A l’image de la pochette, il n’est pas forcément nécessaire d’être totalement sobre pour plonger dans le propos de ce Fractured fate, album quelque peu allumé signé Chakora. Le quatuor allemand nous propose en effet un album totalement psyché, aux sonorités volontairement 70’s. On plonge dans un univers sonore qui évoque autant Hendrix que Hawnkwind ou encore un jeune Motörhead. Le chant, embrumé et rugueux se fait par instant plus « moderne » dans le sens hurlé et enragé du terme. Débuter avec une doublette composée de Jesus et de Muddy Waters n’a sans doute rien d’accidentel mais en tout cas, les jalons sont posés: du rock vintage, déjanté aux guitares aussi rugueuses que mélodieuses.
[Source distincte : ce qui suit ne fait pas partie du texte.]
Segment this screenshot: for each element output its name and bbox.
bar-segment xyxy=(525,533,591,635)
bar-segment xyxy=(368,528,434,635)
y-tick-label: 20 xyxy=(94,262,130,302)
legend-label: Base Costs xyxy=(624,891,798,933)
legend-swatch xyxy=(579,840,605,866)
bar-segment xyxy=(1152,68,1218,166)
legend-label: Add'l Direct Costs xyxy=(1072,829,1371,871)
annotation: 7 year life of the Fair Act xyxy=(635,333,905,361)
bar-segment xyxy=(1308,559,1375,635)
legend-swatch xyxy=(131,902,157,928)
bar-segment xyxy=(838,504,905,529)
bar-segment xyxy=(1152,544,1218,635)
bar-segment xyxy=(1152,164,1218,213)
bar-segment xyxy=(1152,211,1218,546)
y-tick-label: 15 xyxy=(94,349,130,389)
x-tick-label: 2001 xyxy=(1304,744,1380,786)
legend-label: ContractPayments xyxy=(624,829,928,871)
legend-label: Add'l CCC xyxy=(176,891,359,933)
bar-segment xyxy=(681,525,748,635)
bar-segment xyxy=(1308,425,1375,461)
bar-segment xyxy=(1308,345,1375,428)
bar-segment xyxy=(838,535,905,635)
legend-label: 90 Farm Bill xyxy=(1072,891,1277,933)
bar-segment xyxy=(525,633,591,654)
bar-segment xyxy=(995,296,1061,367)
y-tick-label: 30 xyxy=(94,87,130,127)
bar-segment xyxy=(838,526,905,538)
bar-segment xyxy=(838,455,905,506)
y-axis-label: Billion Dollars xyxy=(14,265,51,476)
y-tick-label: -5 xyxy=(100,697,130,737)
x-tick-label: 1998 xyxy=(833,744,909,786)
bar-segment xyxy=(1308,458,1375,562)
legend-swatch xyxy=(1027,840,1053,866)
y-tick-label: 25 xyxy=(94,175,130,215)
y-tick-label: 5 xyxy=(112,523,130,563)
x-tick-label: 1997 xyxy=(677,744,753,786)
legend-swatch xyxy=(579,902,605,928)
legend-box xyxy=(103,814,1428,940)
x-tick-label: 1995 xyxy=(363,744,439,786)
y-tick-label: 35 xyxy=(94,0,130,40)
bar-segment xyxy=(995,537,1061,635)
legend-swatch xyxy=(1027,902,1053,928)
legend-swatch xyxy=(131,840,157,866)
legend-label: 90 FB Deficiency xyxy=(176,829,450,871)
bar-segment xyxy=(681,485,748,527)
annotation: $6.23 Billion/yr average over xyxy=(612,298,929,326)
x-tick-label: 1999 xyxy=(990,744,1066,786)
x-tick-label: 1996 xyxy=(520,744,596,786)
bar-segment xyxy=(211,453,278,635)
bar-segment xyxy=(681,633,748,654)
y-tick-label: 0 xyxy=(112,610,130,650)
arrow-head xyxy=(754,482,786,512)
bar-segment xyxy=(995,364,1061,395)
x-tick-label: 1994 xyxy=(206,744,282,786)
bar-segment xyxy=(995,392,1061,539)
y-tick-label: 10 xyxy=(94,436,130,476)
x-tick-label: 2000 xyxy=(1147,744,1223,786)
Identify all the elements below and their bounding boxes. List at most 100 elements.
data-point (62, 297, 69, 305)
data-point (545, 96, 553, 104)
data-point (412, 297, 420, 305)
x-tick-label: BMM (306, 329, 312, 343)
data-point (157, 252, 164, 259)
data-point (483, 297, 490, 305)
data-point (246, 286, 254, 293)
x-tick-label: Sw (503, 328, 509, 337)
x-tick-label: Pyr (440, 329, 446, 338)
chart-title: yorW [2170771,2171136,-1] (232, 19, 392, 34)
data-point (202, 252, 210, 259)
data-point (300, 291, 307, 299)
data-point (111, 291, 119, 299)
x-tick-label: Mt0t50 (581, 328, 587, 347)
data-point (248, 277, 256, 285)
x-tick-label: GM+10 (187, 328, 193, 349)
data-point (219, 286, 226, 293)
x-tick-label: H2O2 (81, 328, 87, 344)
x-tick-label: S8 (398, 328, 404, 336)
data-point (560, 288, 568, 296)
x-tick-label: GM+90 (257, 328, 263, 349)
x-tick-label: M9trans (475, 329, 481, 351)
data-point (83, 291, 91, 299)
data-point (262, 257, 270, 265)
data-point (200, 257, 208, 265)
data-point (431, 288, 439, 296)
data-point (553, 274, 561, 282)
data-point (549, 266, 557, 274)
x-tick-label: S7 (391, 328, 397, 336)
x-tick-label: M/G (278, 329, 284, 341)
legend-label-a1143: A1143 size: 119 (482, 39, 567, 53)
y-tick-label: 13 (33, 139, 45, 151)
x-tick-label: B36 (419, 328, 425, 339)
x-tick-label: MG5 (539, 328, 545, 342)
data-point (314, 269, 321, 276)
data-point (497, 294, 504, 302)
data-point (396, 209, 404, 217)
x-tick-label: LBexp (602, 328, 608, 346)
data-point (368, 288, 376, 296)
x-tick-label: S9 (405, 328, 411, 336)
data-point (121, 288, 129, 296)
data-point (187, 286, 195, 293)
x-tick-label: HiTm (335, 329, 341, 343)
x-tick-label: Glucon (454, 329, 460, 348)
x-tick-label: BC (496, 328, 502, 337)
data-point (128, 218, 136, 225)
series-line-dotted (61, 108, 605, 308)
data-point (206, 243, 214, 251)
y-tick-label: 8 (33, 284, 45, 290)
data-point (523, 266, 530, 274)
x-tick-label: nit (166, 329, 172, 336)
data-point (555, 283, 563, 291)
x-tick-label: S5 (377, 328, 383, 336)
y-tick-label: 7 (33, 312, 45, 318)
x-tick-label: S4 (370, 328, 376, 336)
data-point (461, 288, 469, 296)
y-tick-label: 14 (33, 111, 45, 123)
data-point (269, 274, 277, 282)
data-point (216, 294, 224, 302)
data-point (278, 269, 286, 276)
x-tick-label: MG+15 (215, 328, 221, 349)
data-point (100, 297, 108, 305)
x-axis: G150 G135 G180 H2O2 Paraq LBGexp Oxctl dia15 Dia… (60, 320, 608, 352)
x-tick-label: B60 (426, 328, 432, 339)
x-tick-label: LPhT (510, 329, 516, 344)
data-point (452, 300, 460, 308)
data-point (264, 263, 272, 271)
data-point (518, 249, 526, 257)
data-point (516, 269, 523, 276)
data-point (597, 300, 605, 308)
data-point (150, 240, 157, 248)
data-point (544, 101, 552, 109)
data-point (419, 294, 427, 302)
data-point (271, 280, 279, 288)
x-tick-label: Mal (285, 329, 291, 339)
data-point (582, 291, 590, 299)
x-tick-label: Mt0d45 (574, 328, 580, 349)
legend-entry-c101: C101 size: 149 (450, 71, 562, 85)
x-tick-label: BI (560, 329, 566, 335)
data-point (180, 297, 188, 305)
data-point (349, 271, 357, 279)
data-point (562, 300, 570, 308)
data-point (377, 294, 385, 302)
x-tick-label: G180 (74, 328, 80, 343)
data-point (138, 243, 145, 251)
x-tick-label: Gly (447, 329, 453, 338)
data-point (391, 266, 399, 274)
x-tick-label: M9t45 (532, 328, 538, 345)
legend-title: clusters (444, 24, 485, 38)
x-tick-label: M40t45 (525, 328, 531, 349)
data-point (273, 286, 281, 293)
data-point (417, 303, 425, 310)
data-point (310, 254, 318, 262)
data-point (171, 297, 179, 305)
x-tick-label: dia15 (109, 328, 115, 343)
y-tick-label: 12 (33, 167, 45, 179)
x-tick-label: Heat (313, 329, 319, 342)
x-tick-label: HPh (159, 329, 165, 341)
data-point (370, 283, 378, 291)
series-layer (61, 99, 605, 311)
Tout au long des 10 titres de cet album, Chakora nous entraine dans des univers datés -on a parfois l’impression que les musiciens se livrent à des joutes improvisées – tout en y incluant avec bonheur des touches exploratoires et contemporaines. La rage est telle qu’on peut aisément comprendre ce qui motive cette destinée fracturée… Une expérience hors du temps.

INNER AXIS: Midnight forces

Allemagne, Heavy metal (Fastball music, 2024)

Quelle surprise lorsque le facteur sonne chez moi pour me remettre, contre signature, ce pli carré et plat! Ca fait des années que je n’ai pas reçu un album vinyle… Inner Axis fut formé dans la ville de Kiel, en Allemagne, en 2008. Le groupe enregistre deux albums : Into the storm en 2011 et We live by the steel en 2017 et revient aujourd’hui avec un troisième album, Midnight forces. Tout au long des dix titres, le groupe évolue dans un registre heavy metal tendance power/epic metal. Si l’illustration de couverture évoque la SF de Blade Runner, le contenu musical est clairement inspiré de ce heavy metal épique allemand des années 90. Si je pense à Blind Guardian, la musique m’évoque également Iron Maiden ou, dans certains refrains fédérateurs, Night Ranger. Helloween également, dans une moindre mesure, me vient à l’esprit. Tout au long des 10 titres, les guitares fusent dans des riffs et des solis exemplaires, soutenus par une rythmique efficace. Seul le chant m’irite quelque peu, manquent de puissance et de détermination. Le reste, cependant, montre un groupe au top de son efficacité. Ok, on sourit parfois aux aspect totalement cliché du genre (le ton sur lequel est scandé « Cobra never dies » sur Strike of the cobra mais avec des « Cobra cobra cobra strike » hyper fédérateurs) et on se rend bientôt compte des thèmes qui ont inspiré Inner Axis: les grands classiques du cinéma d’aventure, de SF, d’épouvante et historique (Evil dead, Spartan war cry, Master and commander…) On remarque surtout ces solis d’une rare efficacité sur I am the storm, Midnight hunter heavy et enjoué, Burn with me… Inner Axis revient donc avec un album puissant et efficace et très bien produit. On peut espérer que le groupe trouve son public, mais faudra-t-il attendre encore 6 ans avant une suite?